Bild adopted the latter, choosing to walk readers through the process of turning ad-blockers off as soon as they arrived on the website according to their respective browsers, or asking them to subscribe for a monthly price of €1.99.
“We have seen positive results,” said Betzold. “In three months of using this approach, use of ad-blockers on bild.de dropped by 80 per cent.
“The top concerns for ad-blocking are relevance of ads, page loading speed and tracking. But if five of those trackers come from us, the publisher, and the other 50 come from commercial players in the industry, that is not an issue we as publishers can fix,” he added.

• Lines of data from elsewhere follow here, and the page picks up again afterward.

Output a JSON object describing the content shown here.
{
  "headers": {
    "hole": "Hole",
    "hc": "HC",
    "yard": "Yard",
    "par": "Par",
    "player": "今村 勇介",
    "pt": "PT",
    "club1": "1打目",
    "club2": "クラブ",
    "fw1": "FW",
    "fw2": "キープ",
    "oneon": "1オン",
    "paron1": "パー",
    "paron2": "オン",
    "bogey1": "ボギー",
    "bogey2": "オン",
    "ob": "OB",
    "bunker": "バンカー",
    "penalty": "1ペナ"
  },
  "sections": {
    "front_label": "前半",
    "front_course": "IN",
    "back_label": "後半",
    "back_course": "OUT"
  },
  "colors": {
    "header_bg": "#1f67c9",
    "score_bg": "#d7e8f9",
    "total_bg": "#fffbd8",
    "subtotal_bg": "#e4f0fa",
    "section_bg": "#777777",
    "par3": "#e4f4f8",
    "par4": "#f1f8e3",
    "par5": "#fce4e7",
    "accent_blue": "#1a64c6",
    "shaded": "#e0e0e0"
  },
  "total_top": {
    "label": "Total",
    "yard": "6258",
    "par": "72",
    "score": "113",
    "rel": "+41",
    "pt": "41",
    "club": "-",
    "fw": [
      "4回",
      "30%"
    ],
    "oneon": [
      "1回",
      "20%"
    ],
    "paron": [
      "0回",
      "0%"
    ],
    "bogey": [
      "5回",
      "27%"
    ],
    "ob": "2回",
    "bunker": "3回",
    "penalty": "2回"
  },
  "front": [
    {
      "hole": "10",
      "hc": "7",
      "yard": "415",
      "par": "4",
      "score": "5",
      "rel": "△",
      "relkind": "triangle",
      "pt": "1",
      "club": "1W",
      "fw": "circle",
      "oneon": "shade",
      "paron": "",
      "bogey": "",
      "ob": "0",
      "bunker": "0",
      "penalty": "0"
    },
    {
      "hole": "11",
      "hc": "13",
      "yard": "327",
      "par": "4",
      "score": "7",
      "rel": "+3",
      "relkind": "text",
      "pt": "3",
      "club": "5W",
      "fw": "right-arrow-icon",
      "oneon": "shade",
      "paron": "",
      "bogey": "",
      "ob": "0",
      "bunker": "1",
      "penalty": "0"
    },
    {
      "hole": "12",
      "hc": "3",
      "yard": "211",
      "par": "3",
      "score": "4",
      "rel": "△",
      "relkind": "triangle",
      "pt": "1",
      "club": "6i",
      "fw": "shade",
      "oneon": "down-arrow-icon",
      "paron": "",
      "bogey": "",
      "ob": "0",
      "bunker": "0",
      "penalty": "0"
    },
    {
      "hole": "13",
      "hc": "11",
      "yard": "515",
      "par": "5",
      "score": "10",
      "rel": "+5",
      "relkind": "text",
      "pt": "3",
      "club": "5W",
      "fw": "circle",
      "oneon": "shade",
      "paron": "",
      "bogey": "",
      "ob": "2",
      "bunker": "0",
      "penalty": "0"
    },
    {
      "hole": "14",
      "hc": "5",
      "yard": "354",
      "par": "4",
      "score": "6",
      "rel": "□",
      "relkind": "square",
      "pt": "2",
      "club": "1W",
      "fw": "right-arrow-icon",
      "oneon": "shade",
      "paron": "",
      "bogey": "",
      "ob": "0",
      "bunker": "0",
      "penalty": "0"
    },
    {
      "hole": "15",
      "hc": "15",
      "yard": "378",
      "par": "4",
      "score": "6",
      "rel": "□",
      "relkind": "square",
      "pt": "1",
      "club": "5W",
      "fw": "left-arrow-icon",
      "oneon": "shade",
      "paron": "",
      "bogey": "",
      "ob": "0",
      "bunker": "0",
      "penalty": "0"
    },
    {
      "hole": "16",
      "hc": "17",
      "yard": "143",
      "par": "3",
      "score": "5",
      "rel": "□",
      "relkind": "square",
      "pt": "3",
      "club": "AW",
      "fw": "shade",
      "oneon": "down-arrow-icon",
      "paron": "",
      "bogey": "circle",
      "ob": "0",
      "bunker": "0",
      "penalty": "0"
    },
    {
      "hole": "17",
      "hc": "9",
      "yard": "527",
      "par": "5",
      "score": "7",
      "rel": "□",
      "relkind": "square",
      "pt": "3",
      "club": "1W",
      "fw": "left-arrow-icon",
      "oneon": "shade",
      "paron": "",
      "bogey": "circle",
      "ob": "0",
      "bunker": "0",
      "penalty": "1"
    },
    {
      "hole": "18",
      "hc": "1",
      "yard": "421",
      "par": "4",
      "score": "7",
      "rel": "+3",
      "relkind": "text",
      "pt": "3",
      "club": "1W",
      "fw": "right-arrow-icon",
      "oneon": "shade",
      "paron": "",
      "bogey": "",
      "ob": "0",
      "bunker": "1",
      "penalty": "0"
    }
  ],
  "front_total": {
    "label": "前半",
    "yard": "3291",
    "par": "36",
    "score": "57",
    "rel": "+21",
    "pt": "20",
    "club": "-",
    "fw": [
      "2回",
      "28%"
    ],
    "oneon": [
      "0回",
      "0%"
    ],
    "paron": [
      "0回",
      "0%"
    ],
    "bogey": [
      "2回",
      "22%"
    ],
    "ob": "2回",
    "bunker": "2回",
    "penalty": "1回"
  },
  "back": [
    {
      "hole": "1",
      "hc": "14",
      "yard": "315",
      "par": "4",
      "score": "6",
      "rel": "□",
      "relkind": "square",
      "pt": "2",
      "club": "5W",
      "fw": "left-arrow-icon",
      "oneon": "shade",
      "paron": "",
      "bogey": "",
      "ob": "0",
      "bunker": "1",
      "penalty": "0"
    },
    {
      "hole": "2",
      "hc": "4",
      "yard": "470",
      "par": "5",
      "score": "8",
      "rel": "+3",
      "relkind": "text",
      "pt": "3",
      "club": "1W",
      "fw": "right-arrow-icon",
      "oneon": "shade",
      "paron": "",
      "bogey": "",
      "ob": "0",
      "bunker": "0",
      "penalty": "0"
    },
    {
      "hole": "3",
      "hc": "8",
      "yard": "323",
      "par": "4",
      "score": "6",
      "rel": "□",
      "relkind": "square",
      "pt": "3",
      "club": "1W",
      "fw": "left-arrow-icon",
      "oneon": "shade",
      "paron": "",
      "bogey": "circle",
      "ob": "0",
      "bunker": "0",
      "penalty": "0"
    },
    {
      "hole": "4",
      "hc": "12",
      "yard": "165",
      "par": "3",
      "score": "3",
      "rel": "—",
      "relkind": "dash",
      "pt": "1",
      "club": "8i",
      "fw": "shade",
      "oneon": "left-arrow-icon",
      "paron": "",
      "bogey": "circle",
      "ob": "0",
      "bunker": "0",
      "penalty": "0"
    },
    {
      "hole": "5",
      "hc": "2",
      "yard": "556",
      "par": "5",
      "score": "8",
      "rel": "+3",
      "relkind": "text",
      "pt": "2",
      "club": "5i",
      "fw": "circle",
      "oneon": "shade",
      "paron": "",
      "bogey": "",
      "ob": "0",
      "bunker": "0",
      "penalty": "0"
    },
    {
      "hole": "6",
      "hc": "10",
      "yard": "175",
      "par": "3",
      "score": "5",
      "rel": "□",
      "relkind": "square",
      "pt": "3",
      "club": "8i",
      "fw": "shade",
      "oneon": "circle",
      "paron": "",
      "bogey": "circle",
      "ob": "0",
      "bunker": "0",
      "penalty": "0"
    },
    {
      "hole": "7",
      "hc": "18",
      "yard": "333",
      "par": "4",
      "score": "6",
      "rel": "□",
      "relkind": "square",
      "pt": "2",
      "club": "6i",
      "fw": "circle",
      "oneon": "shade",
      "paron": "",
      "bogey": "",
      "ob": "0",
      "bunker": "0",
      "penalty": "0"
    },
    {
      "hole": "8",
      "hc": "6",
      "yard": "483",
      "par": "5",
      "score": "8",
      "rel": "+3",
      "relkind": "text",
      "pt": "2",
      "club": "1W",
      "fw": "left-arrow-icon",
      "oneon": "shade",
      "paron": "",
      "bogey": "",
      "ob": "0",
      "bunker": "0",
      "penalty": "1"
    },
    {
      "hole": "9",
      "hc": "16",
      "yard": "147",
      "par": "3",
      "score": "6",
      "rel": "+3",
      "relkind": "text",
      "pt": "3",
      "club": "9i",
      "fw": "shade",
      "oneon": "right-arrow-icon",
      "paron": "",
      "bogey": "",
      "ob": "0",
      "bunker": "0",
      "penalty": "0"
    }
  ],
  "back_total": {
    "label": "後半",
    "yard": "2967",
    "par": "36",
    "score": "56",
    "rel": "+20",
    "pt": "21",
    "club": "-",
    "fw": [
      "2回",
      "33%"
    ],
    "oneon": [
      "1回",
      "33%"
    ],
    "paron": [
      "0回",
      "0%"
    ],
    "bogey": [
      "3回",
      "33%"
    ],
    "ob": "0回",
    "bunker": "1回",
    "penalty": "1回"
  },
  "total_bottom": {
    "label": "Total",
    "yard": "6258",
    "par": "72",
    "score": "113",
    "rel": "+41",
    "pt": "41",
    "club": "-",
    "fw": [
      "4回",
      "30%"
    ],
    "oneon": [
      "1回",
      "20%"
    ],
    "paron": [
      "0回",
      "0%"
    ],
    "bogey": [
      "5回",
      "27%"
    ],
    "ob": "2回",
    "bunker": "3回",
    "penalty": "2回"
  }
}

VG.no adopted a similar strategy to Bild, but the outlet also partnered with its national competitors to conduct research into why their readers were keen on using ad-blockers in the first place.
Verdens Gang is entirely funded by advertising, Esmailzadeh pointed out, whereas most of the outlets it cooperated with were subscription-based.
Twenty per cent of its readers said they were using an ad-blocker to “avoid film advertising”, followed by 17 per cent who cited other reasons, such as privacy and preventing Flash and pop-up ads.
Only eight per cent of those surveyed had downloaded ad-blocking software to use on other websites such as Facebook, whereas 39 per cent said their intention was to avoid all advertising on all websites they visited.
In order of importance, readers of VG.no said they would consider whitelisting the website if it removed pop-up ads – “something we didn’t even have”, Esmailzadeh noted, if it served them better advertising or if it removed Flash adverts.
“But only one per cent of them chose to pay for ad-free content,” she said.
Update 21/04: An earlier version of this article included a tweet quoting Bild's Stefan Betzold saying that Bild had asked readers to deactivate ad-blockers and this approach worked for a short time. This was actually the result of an experiment conducted by other German publishers, not by Bild.